Moving between past and present, Stephen recalls events in his life. Some are joyful, such as his first meeting with Evie, the woman who became his wife. ‘We didn’t speak – I’m sure we didn’t speak at all that night – but we had noticed each other and that was enough. You wake to somebody. You feel them wake to you. The first moment is so small.’ Other events are not joyful, or small.

It takes some time before we learn the details of the pivotal event that took place during his time as a young soldier in Northern Ireland. It’s as if he is putting off the moment at which he has to set it down because then it will be out there and cannot be taken back. When it’s revealed, it is shocking in nature and its consequences for the people involved. The incident is something he has kept to himself for over twenty years, unwilling to have anyone else share the burden of knowing about it. ‘I would attend to it in the dark, my secret illness.’ However, the fact that a momentary lapse for which he cannot forgive himself has weighed on Stephen’s mind for so long meant he retained my sympathy.

The author effortlessly takes us inside the mind of Stephen. He’s torn between his desire to reveal the truth in his own way, conscious of the inevitability that it will come out at the inquiry, and his fear that Maggie, when she learns about his role in the incident, will decide to sever all contact with him, just when they have begun to build a relationship. ‘Maggie, I know I’m labouring this but I want you to know I was once someone others could speak well of. That I could do things without making a mess of them…’

The Slowworm’s Song is a quietly powerful book about secrets, guilt, the courage to face up to your past and the gift of forgiveness.

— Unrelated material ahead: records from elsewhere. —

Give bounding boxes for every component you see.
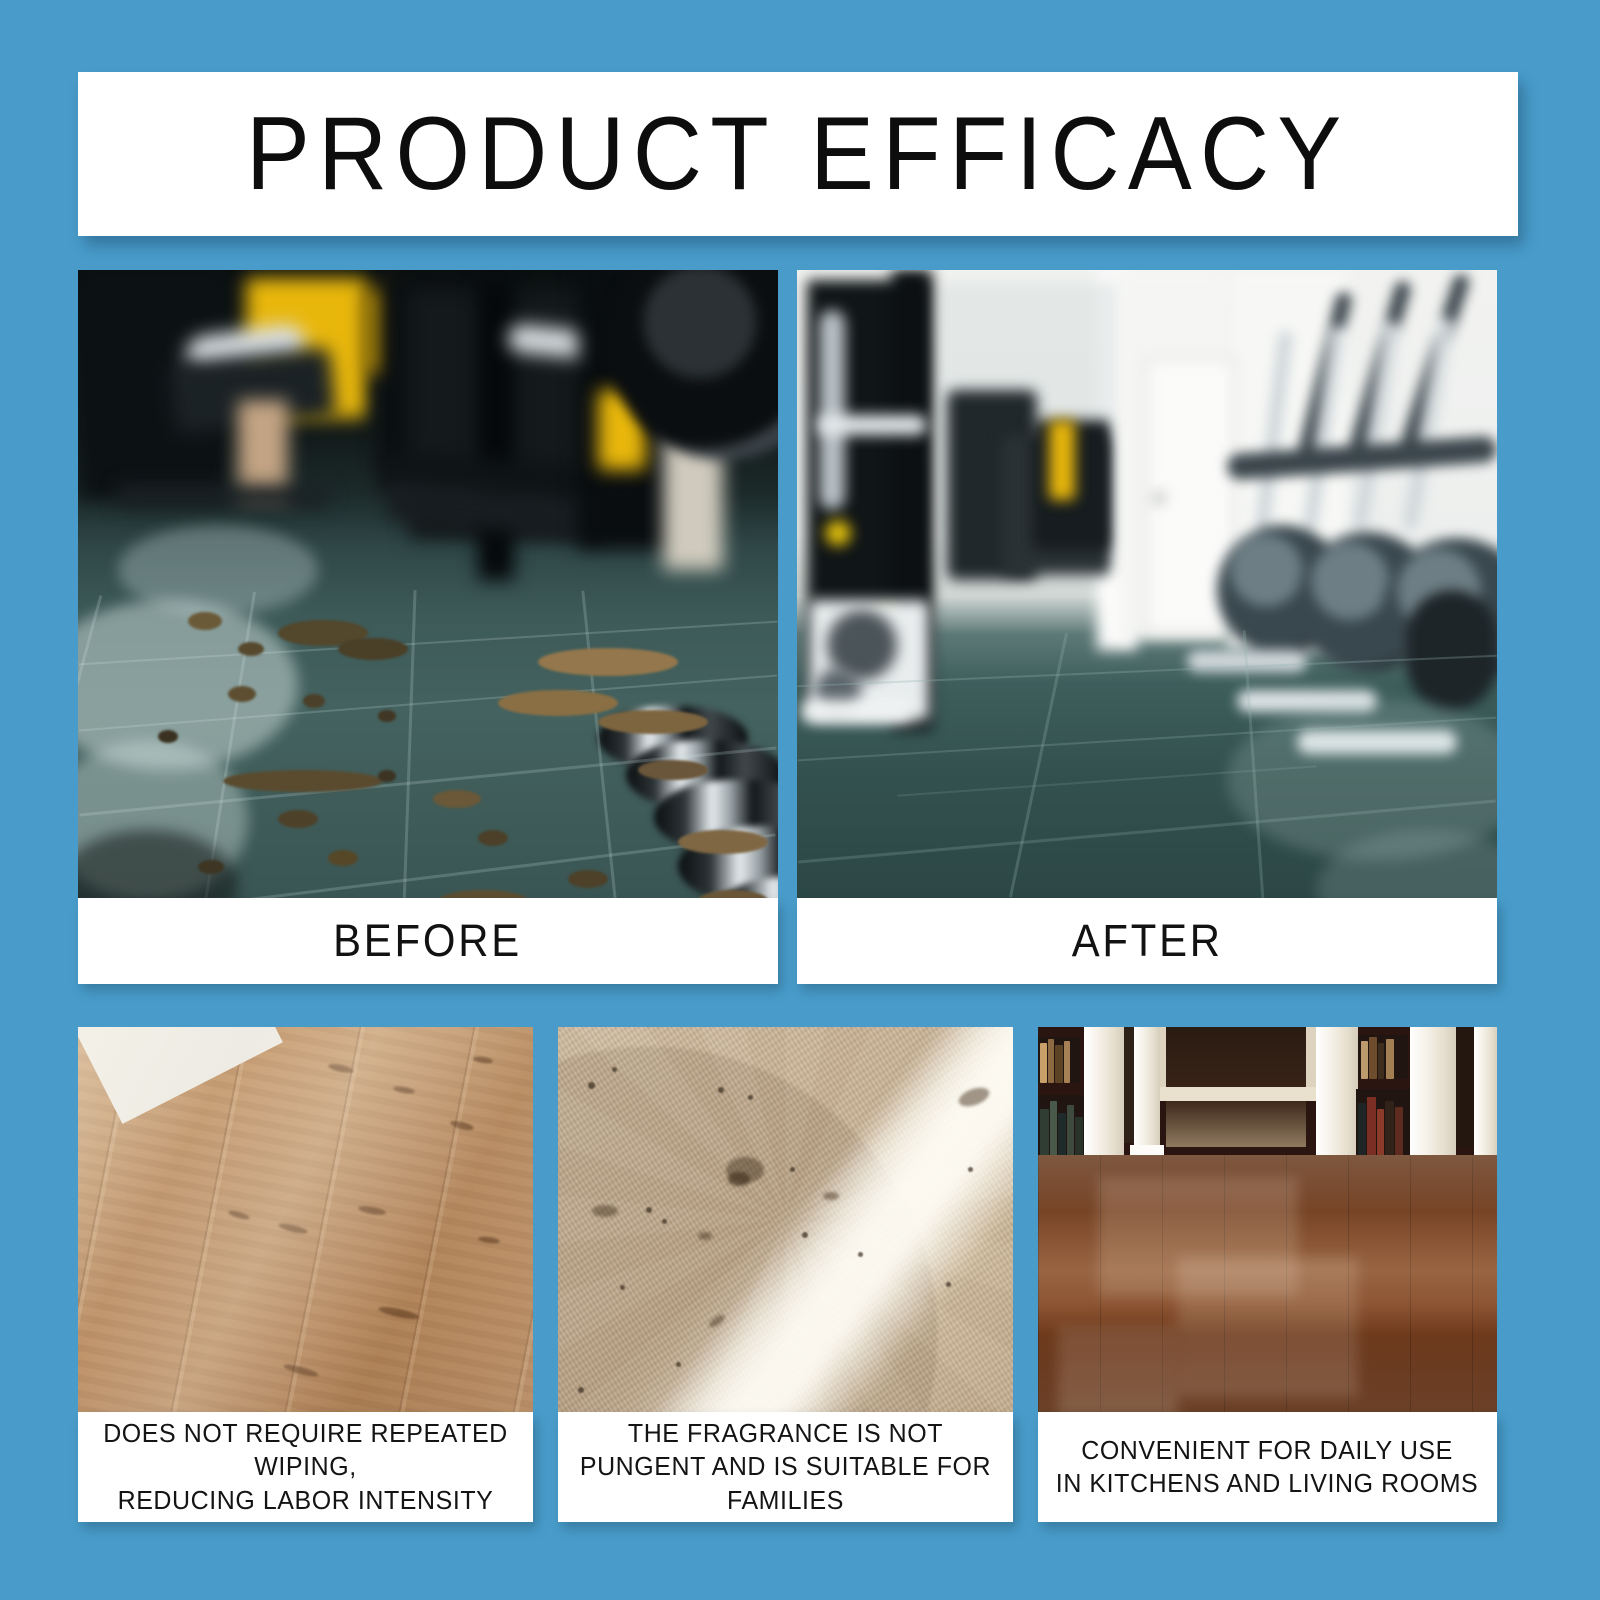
after-caption-bar: AFTER [797, 898, 1497, 984]
page-title: PRODUCT EFFICACY [246, 102, 1350, 206]
benefit-caption-line-1: CONVENIENT FOR DAILY USE [1056, 1434, 1478, 1467]
wood-gloss-highlight [78, 1027, 533, 1412]
benefit-caption-hallway: CONVENIENT FOR DAILY USE IN KITCHENS AND… [1038, 1412, 1497, 1522]
benefit-photo-wood-floor [78, 1027, 533, 1412]
door-handle [1153, 492, 1165, 504]
title-bar: PRODUCT EFFICACY [78, 72, 1518, 236]
benefit-caption-wood: DOES NOT REQUIRE REPEATED WIPING, REDUCI… [78, 1412, 533, 1522]
after-photo [797, 270, 1497, 898]
column-left-far [1134, 1027, 1160, 1153]
wet-patch [118, 525, 318, 615]
floor-gloss-overlay [1038, 1155, 1497, 1412]
bookshelf-upper-left [1038, 1037, 1080, 1083]
before-caption-text: BEFORE [334, 915, 523, 967]
benefit-caption-carpet: THE FRAGRANCE IS NOT PUNGENT AND IS SUIT… [558, 1412, 1013, 1522]
far-trim [1158, 1087, 1328, 1101]
gym-machine-upright [478, 280, 514, 580]
cable-machine-rail [819, 310, 845, 510]
benefit-caption-line-2: REDUCING LABOR INTENSITY [93, 1484, 518, 1517]
benefit-caption-line-1: THE FRAGRANCE IS NOT [573, 1417, 998, 1450]
before-caption-bar: BEFORE [78, 898, 778, 984]
benefit-caption-line-2: PUNGENT AND IS SUITABLE FOR FAMILIES [573, 1450, 998, 1517]
yellow-pin-1 [825, 520, 851, 546]
benefit-caption-line-2: IN KITCHENS AND LIVING ROOMS [1056, 1467, 1478, 1500]
after-caption-text: AFTER [1071, 915, 1222, 967]
benefit-photo-carpet [558, 1027, 1013, 1412]
bookshelf-upper-right [1358, 1035, 1408, 1079]
bench-base [118, 485, 328, 507]
benefit-photo-hallway [1038, 1027, 1497, 1412]
benefit-caption-line-1: DOES NOT REQUIRE REPEATED WIPING, [93, 1417, 518, 1484]
cable-machine-handle-bar [817, 415, 927, 435]
yellow-equipment-pole [1049, 420, 1075, 500]
before-photo [78, 270, 778, 898]
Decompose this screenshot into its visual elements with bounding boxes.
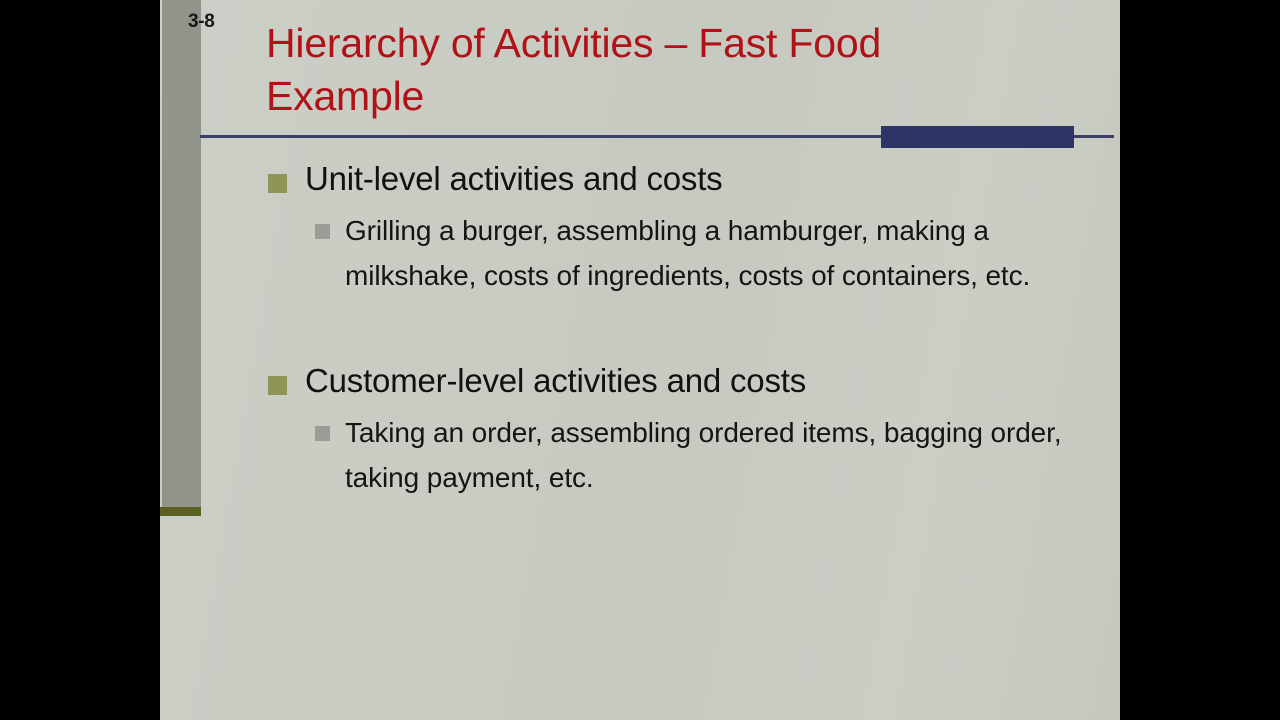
spacer (160, 200, 1120, 208)
slide-title: Hierarchy of Activities – Fast Food Exam… (266, 17, 996, 123)
slide-body: Unit-level activities and costs Grilling… (160, 158, 1120, 500)
bullet-level2: Taking an order, assembling ordered item… (160, 410, 1120, 500)
left-decorative-bar-foot (160, 507, 201, 516)
slide-number: 3-8 (188, 11, 215, 33)
square-subbullet-icon (315, 224, 330, 239)
square-subbullet-icon (315, 426, 330, 441)
bullet-level1-label: Customer-level activities and costs (305, 360, 1120, 402)
spacer (160, 402, 1120, 410)
title-accent-block (881, 126, 1074, 148)
bullet-level1-label: Unit-level activities and costs (305, 158, 1120, 200)
presentation-slide: 3-8 Hierarchy of Activities – Fast Food … (160, 0, 1120, 720)
bullet-level1: Unit-level activities and costs (160, 158, 1120, 200)
bullet-level1: Customer-level activities and costs (160, 360, 1120, 402)
bullet-level2: Grilling a burger, assembling a hamburge… (160, 208, 1120, 298)
square-bullet-icon (268, 376, 287, 395)
bullet-level2-label: Grilling a burger, assembling a hamburge… (345, 208, 1070, 298)
letterbox-viewport: 3-8 Hierarchy of Activities – Fast Food … (0, 0, 1280, 720)
square-bullet-icon (268, 174, 287, 193)
spacer (160, 298, 1120, 360)
bullet-level2-label: Taking an order, assembling ordered item… (345, 410, 1070, 500)
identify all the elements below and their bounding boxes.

In three words: Moving, insightful, compelling
Try something similar: Perfume River by Robert Olen Butler


About the Author

Author Andrew Miller

Andrew Miller‘s first novel, Ingenious Pain, was published by Sceptre in 1997 and greeted as the debut of an outstanding new writer. It won the James Tait Black Memorial Prize, the International IMPAC Dublin Literary Award and the Grinzane Cavour prize for the best foreign novel published in Italy. He has since written Casanova, Oxygen, which was shortlisted for the Booker Prize and the Whitbread Novel of the Year Award, The Optimists, One Morning Like a Bird, Pure, winner of the Costa Book of the Year, The Crossing and Now We Shall Be Entirely Free, which won the Highland Book Prize and was shortlisted for the Walter Scott Prize. Andrew Miller’s novels have been published in translation in twenty countries. Born in Bristol in 1960, he now lives in Somerset.